Chop chop, Roach, he says, and we get going again.

Within an hour or so, the sun burns away the light mist blanketing the quiet countryside. I silently praise myself on having the sense to invest in a road atlas – it’s already proving invaluable. It might sound obvious that any responsible adventurer would bring along such a simple navigation tool. But, to put this in perspective, on the John O’Groats to Lands End trip we made do with an A3 map of the UK. And, what’s more, we got away with it. Here though, it’s a different story, with an endless number of minor roads snaking off in all directions. In the atlas, all these minor roads are clearly laid out and numbered, so hopefully we won’t get lost. As an added bonus, even the tracks that clearly aren’t roads (probably farm roads, or forest fire clearance roads) are included, and we quickly learn that a simple detour along these can shave off a few kilometres every hour.
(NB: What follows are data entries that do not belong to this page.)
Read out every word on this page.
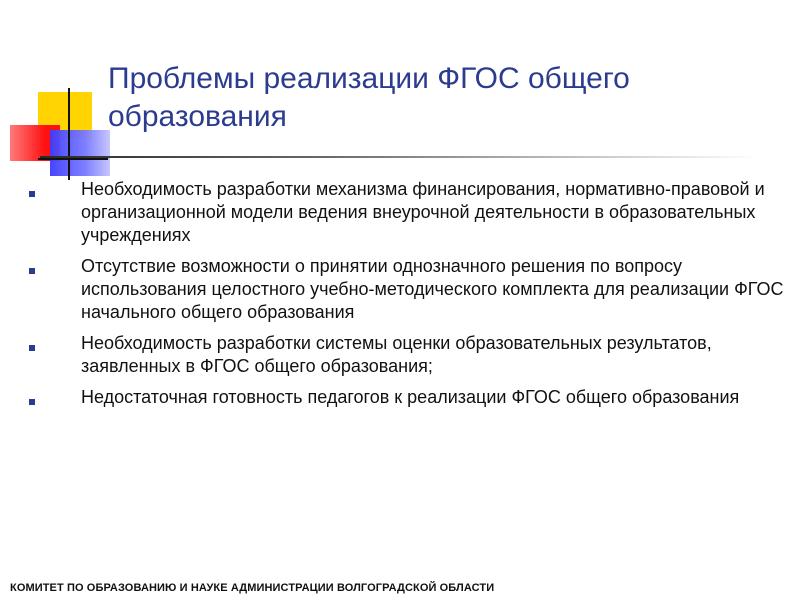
Проблемы реализации ФГОС общего образования
Необходимость разработки механизма финансирования, нормативно-правовой и организационной модели ведения внеурочной деятельности в образовательных учреждениях
Отсутствие возможности о принятии однозначного решения по вопросу использования целостного учебно-методического комплекта для реализации ФГОС начального общего образования
Необходимость разработки системы оценки образовательных результатов, заявленных в ФГОС общего образования;
Недостаточная готовность педагогов к реализации ФГОС общего образования
КОМИТЕТ ПО ОБРАЗОВАНИЮ И НАУКЕ АДМИНИСТРАЦИИ ВОЛГОГРАДСКОЙ ОБЛАСТИ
Unless you’ve undertaken a very long cycle trip, or embarked upon any other kind of adventure where the only means of transport is under your own power, you probably won’t appreciate quite how important minimising the amount of equipment you bring with you is to the overall endeavour. When you are generating the only forward motion, any additional weight in your kit quickly begins to wear you down, particularly if it’s unnecessary.